Het is van bijzonder belang dat de Commissie bij haar voorbereidende werkzaamheden tot passende raadplegingen overgaat, onder meer op deskundigenniveau, en dat die raadplegingen gebeuren in overeenstemming met de beginselen die zijn vastgelegd in het Interinstitutioneel Akkoord van 13 april 2016 over beter wetgeven (1).

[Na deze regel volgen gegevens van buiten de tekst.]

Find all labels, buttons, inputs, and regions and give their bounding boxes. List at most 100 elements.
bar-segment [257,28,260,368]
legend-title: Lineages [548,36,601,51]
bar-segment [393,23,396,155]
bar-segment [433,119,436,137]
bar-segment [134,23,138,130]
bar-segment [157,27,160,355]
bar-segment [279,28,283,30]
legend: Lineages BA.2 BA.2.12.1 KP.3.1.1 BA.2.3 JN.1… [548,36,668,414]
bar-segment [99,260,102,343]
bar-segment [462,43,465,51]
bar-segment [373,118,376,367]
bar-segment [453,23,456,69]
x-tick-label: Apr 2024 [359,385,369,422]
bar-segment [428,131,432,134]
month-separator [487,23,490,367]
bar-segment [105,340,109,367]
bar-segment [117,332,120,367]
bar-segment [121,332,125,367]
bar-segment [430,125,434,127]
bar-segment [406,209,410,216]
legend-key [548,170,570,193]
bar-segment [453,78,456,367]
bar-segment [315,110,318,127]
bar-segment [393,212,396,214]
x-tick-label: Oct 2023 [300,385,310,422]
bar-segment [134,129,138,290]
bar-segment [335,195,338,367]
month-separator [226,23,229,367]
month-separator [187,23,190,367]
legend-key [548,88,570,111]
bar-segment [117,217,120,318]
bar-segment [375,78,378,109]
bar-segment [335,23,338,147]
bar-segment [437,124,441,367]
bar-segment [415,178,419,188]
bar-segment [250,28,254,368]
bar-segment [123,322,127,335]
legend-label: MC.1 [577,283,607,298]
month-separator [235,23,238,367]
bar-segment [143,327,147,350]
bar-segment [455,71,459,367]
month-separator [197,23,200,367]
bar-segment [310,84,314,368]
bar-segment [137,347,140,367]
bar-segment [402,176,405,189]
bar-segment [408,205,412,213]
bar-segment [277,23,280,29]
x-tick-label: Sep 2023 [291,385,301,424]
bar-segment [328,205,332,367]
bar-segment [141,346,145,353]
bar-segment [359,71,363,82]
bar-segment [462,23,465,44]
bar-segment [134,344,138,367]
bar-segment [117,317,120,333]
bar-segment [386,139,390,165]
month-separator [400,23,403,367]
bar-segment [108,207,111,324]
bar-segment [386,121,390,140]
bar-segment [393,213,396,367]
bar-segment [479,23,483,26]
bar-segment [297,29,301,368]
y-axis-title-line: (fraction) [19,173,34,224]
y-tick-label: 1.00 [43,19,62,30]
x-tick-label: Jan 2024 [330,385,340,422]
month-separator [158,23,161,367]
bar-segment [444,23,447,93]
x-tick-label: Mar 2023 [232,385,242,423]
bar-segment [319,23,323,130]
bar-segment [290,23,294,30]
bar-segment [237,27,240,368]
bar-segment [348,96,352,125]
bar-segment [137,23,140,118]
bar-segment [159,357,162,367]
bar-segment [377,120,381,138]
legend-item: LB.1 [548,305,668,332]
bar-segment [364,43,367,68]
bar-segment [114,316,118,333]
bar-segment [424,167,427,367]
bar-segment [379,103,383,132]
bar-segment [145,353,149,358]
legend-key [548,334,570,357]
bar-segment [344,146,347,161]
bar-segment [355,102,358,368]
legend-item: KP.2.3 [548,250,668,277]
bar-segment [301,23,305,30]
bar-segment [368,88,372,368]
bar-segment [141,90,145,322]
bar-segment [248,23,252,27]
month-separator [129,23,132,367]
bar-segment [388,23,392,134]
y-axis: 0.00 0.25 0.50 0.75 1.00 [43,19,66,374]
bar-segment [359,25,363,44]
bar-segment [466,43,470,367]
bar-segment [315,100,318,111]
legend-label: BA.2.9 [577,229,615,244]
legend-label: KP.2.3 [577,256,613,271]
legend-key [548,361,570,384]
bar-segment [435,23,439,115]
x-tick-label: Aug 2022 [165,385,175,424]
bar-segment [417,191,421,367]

Om met name te zorgen voor gelijke deelname aan de voorbereiding van gedelegeerde handelingen, moeten het Europees Parlement en de Raad alle documenten op hetzelfde moment ontvangen als de deskundigen van de lidstaten, en moeten hun deskundigen systematisch toegang hebben tot de vergaderingen van de deskundigengroepen van de Commissie die zich bezighouden met de voorbereiding van gedelegeerde handelingen.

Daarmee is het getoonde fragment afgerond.